Je la combats de mon mieux, et, comme tout le monde, je saisis avec
ardeur la moindre lueur qui se montre; mais quand elle s'efface, on
retombe plus bas.
2 décembre.
Jour radieux au milieu de notre désespoir. Paris a fait, nous dit-on,
une sortie magnifique, et l'armée de la Loire va vers Paris avec succès.

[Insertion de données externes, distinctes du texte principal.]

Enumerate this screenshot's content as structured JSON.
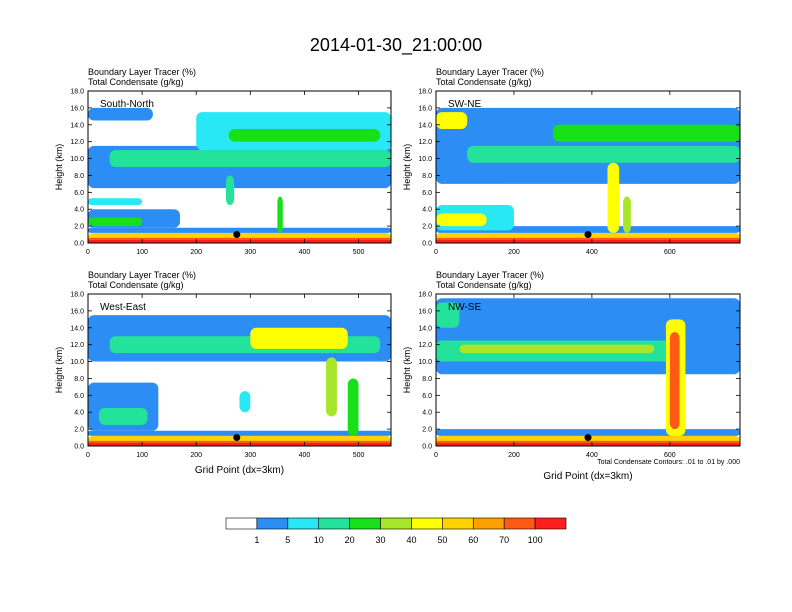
{
  "title": "2014-01-30_21:00:00",
  "colors": {
    "levels": [
      "#ffffff",
      "#2c8ef4",
      "#27e8f4",
      "#23e39a",
      "#18e018",
      "#a7e628",
      "#ffff00",
      "#ffd200",
      "#ffa000",
      "#ff5a14",
      "#ff1e1e"
    ],
    "contour": "#000000"
  },
  "colorbar": {
    "labels": [
      "1",
      "5",
      "10",
      "20",
      "30",
      "40",
      "50",
      "60",
      "70",
      "100"
    ]
  },
  "contour_note": "Total Condensate Contours: .01 to .01 by .000",
  "chart_data": [
    {
      "type": "heatmap",
      "panel_label": "South-North",
      "title_line1": "Boundary Layer Tracer   (%)",
      "title_line2": "Total Condensate   (g/kg)",
      "ylabel": "Height (km)",
      "xlabel": "",
      "xlim": [
        0,
        560
      ],
      "ylim": [
        0,
        18
      ],
      "xticks": [
        "0",
        "100",
        "200",
        "300",
        "400",
        "500"
      ],
      "xtick_values": [
        0,
        100,
        200,
        300,
        400,
        500
      ],
      "yticks": [
        "0.0",
        "2.0",
        "4.0",
        "6.0",
        "8.0",
        "10.0",
        "12.0",
        "14.0",
        "16.0",
        "18.0"
      ],
      "marker": {
        "x": 275,
        "y": 1.0
      },
      "features": [
        {
          "x0": 0,
          "x1": 560,
          "h0": 0,
          "h1": 1.2,
          "level": 7
        },
        {
          "x0": 0,
          "x1": 560,
          "h0": 0,
          "h1": 0.6,
          "level": 9
        },
        {
          "x0": 0,
          "x1": 560,
          "h0": 1.2,
          "h1": 1.8,
          "level": 1
        },
        {
          "x0": 0,
          "x1": 170,
          "h0": 1.8,
          "h1": 4.0,
          "level": 1
        },
        {
          "x0": 0,
          "x1": 100,
          "h0": 2.0,
          "h1": 3.0,
          "level": 4
        },
        {
          "x0": 0,
          "x1": 100,
          "h0": 4.5,
          "h1": 5.3,
          "level": 2
        },
        {
          "x0": 0,
          "x1": 560,
          "h0": 6.5,
          "h1": 11.5,
          "level": 1
        },
        {
          "x0": 0,
          "x1": 120,
          "h0": 14.5,
          "h1": 16.0,
          "level": 1
        },
        {
          "x0": 40,
          "x1": 560,
          "h0": 9.0,
          "h1": 11.0,
          "level": 3
        },
        {
          "x0": 200,
          "x1": 560,
          "h0": 11.0,
          "h1": 15.5,
          "level": 2
        },
        {
          "x0": 260,
          "x1": 540,
          "h0": 12.0,
          "h1": 13.5,
          "level": 4
        },
        {
          "x0": 255,
          "x1": 270,
          "h0": 4.5,
          "h1": 8.0,
          "level": 3
        },
        {
          "x0": 350,
          "x1": 360,
          "h0": 1.2,
          "h1": 5.5,
          "level": 4
        }
      ]
    },
    {
      "type": "heatmap",
      "panel_label": "SW-NE",
      "title_line1": "Boundary Layer Tracer   (%)",
      "title_line2": "Total Condensate   (g/kg)",
      "ylabel": "Height (km)",
      "xlabel": "",
      "xlim": [
        0,
        780
      ],
      "ylim": [
        0,
        18
      ],
      "xticks": [
        "0",
        "200",
        "400",
        "600"
      ],
      "xtick_values": [
        0,
        200,
        400,
        600
      ],
      "yticks": [
        "0.0",
        "2.0",
        "4.0",
        "6.0",
        "8.0",
        "10.0",
        "12.0",
        "14.0",
        "16.0",
        "18.0"
      ],
      "marker": {
        "x": 390,
        "y": 1.0
      },
      "features": [
        {
          "x0": 0,
          "x1": 780,
          "h0": 0,
          "h1": 1.2,
          "level": 7
        },
        {
          "x0": 0,
          "x1": 780,
          "h0": 0,
          "h1": 0.6,
          "level": 9
        },
        {
          "x0": 0,
          "x1": 780,
          "h0": 1.2,
          "h1": 2.0,
          "level": 1
        },
        {
          "x0": 0,
          "x1": 200,
          "h0": 1.5,
          "h1": 4.5,
          "level": 2
        },
        {
          "x0": 0,
          "x1": 130,
          "h0": 2.0,
          "h1": 3.5,
          "level": 6
        },
        {
          "x0": 0,
          "x1": 780,
          "h0": 7.0,
          "h1": 16.0,
          "level": 1
        },
        {
          "x0": 0,
          "x1": 80,
          "h0": 13.5,
          "h1": 15.5,
          "level": 6
        },
        {
          "x0": 80,
          "x1": 780,
          "h0": 9.5,
          "h1": 11.5,
          "level": 3
        },
        {
          "x0": 300,
          "x1": 780,
          "h0": 12.0,
          "h1": 14.0,
          "level": 4
        },
        {
          "x0": 440,
          "x1": 470,
          "h0": 1.2,
          "h1": 9.5,
          "level": 6
        },
        {
          "x0": 480,
          "x1": 500,
          "h0": 1.2,
          "h1": 5.5,
          "level": 5
        }
      ]
    },
    {
      "type": "heatmap",
      "panel_label": "West-East",
      "title_line1": "Boundary Layer Tracer   (%)",
      "title_line2": "Total Condensate   (g/kg)",
      "ylabel": "Height (km)",
      "xlabel": "Grid Point (dx=3km)",
      "xlim": [
        0,
        560
      ],
      "ylim": [
        0,
        18
      ],
      "xticks": [
        "0",
        "100",
        "200",
        "300",
        "400",
        "500"
      ],
      "xtick_values": [
        0,
        100,
        200,
        300,
        400,
        500
      ],
      "yticks": [
        "0.0",
        "2.0",
        "4.0",
        "6.0",
        "8.0",
        "10.0",
        "12.0",
        "14.0",
        "16.0",
        "18.0"
      ],
      "marker": {
        "x": 275,
        "y": 1.0
      },
      "features": [
        {
          "x0": 0,
          "x1": 560,
          "h0": 0,
          "h1": 1.2,
          "level": 7
        },
        {
          "x0": 0,
          "x1": 560,
          "h0": 0,
          "h1": 0.6,
          "level": 9
        },
        {
          "x0": 0,
          "x1": 560,
          "h0": 1.2,
          "h1": 1.8,
          "level": 1
        },
        {
          "x0": 0,
          "x1": 130,
          "h0": 1.8,
          "h1": 7.5,
          "level": 1
        },
        {
          "x0": 20,
          "x1": 110,
          "h0": 2.5,
          "h1": 4.5,
          "level": 3
        },
        {
          "x0": 0,
          "x1": 560,
          "h0": 10.0,
          "h1": 15.5,
          "level": 1
        },
        {
          "x0": 40,
          "x1": 540,
          "h0": 11.0,
          "h1": 13.0,
          "level": 3
        },
        {
          "x0": 300,
          "x1": 480,
          "h0": 11.5,
          "h1": 14.0,
          "level": 6
        },
        {
          "x0": 440,
          "x1": 460,
          "h0": 3.5,
          "h1": 10.5,
          "level": 5
        },
        {
          "x0": 480,
          "x1": 500,
          "h0": 1.2,
          "h1": 8.0,
          "level": 4
        },
        {
          "x0": 280,
          "x1": 300,
          "h0": 4.0,
          "h1": 6.5,
          "level": 2
        }
      ]
    },
    {
      "type": "heatmap",
      "panel_label": "NW-SE",
      "title_line1": "Boundary Layer Tracer   (%)",
      "title_line2": "Total Condensate   (g/kg)",
      "ylabel": "Height (km)",
      "xlabel": "Grid Point (dx=3km)",
      "xlim": [
        0,
        780
      ],
      "ylim": [
        0,
        18
      ],
      "xticks": [
        "0",
        "200",
        "400",
        "600"
      ],
      "xtick_values": [
        0,
        200,
        400,
        600
      ],
      "yticks": [
        "0.0",
        "2.0",
        "4.0",
        "6.0",
        "8.0",
        "10.0",
        "12.0",
        "14.0",
        "16.0",
        "18.0"
      ],
      "marker": {
        "x": 390,
        "y": 1.0
      },
      "features": [
        {
          "x0": 0,
          "x1": 780,
          "h0": 0,
          "h1": 1.2,
          "level": 7
        },
        {
          "x0": 0,
          "x1": 780,
          "h0": 0,
          "h1": 0.6,
          "level": 9
        },
        {
          "x0": 0,
          "x1": 780,
          "h0": 1.2,
          "h1": 2.0,
          "level": 1
        },
        {
          "x0": 0,
          "x1": 780,
          "h0": 8.5,
          "h1": 17.5,
          "level": 1
        },
        {
          "x0": 0,
          "x1": 640,
          "h0": 10.0,
          "h1": 12.5,
          "level": 3
        },
        {
          "x0": 60,
          "x1": 560,
          "h0": 11.0,
          "h1": 12.0,
          "level": 5
        },
        {
          "x0": 0,
          "x1": 60,
          "h0": 14.0,
          "h1": 17.0,
          "level": 3
        },
        {
          "x0": 590,
          "x1": 640,
          "h0": 1.2,
          "h1": 15.0,
          "level": 6
        },
        {
          "x0": 600,
          "x1": 625,
          "h0": 2.0,
          "h1": 13.5,
          "level": 9
        }
      ]
    }
  ]
}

On rêve déjà Paris débloqué, l'ennemi en déroute. Quel beau rêve! ne
nous éveillons pas. Laissez-nous, discoureurs officiels! votre éloquence
n'est pas à la hauteur des choses. C'est de la glace sur le feu. Il
faudrait être si simple, au contraire! Nos petites-filles nous voient
heureux, elles se réjouissent de la prochaine délivrance de Paris,
qu'elles n'ont jamais vu, mais qui est pour elles comme une île
enchantée que nos amis et nos enfants, partis hier, vont délivrer des
ogres et des monstres de même sorte.
4 décembre, dimanche.
La joie n'est pas de longue durée! On nous dit que nous avons perdu
toutes nos positions sur la Loire. On ne publie pas les dépêches, elles
sont trop décourageantes. Il paraît qu'on avait exagéré beaucoup le
succès, et nous avons encore été dupés! Pourquoi nous tromper après
avoir tant crié contre les trompeurs du régime précédent?--Il fait
atrocement froid. La neige épaisse et collante empêche de marcher. Cela
ressemble à une campagne de Russie pour nos soldats.
5 décembre.
On nous cache une défaite sérieuse. On dit que l'armée se replie en bon
ordre. Nous ne sommes pas si loin du théâtre des événements que nous ne
sachions le contraire. On nous trompe, on nous trompe! comme si on
pouvait tromper longtemps! Le gouvernement a le vertige.
6 décembre.
Encore plus froid, 20 degrés dans la nuit, et nos soldats couchent dans
la neige! Nos mobilisés sont atrocement logés à Châteauroux dans une
usine infecte, ouverte à tous les vents. Les chefs sont à l'abri et
disent qu'il faut aguerrir ces enfants gâtés. Chaque nuit, il y en a une
vingtaine qui ont les pieds gelés ou qui ne s'éveillent pas. Morts de
froid littéralement! C'est infâme, et c'est comme cela partout! Avant de
les mener à la mort, on leur fait subir les tortures de l'agonie.
7 décembre.
Ce soir, dépêche insensée! Je le sentais bien que le malheureux général
qui a repris Orléans payerait cher sa courte gloire! Orléans est de
nouveau aux Prussiens. Notre camp est abandonné; nous perdons un
matériel immense, nos canons de marine, des munitions considérables;
notre armée est en fuite. Selon le général, le ministre a manqué de
savoir et de jugement; le camp était mal placé, impossible à garder, et
les troupes, déclarées hier si vaillantes, ont plié et ne peuvent
inspirer aucune confiance; tout cela est exposé par le ministre
lui-même, mais sur un ton d'amour-propre blessé qui nous livre à tous
les commentaires; il termine par cette phrase étrange:
_Le public appréciera._
--Le public! c'est ainsi que ce jeune avocat parle à la France! Se
croit-il sur un théâtre? Non, il a voulu dire:
La cour appréciera.
--Il se croit à l'audience! Est-ce là un langage sérieux quand on ne
craint pas de tenir entre ses mains le sort de son pays? Si le général
qui n'obéit pas est coupable, pourquoi ne pas insister pour qu'il
obéisse? Si vous êtes certain qu'il se trompe, pourquoi lui envoyer un
ordre qui l'autorise à se tromper? Mais si le camp qu'il faut abandonner
d'une manière si désastreuse était dans une situation déplorable, à qui
la faute? Si les armements qu'on y a accumulés avec tant de peine et de
dépense tombent entre les mains de l'ennemi, quels conseils a donc pris
ce jeune orateur, qui s'est imaginé apparemment, un beau matin, être le
général Bonaparte? On a lieu de craindre qu'il ne soit que Napoléon IV.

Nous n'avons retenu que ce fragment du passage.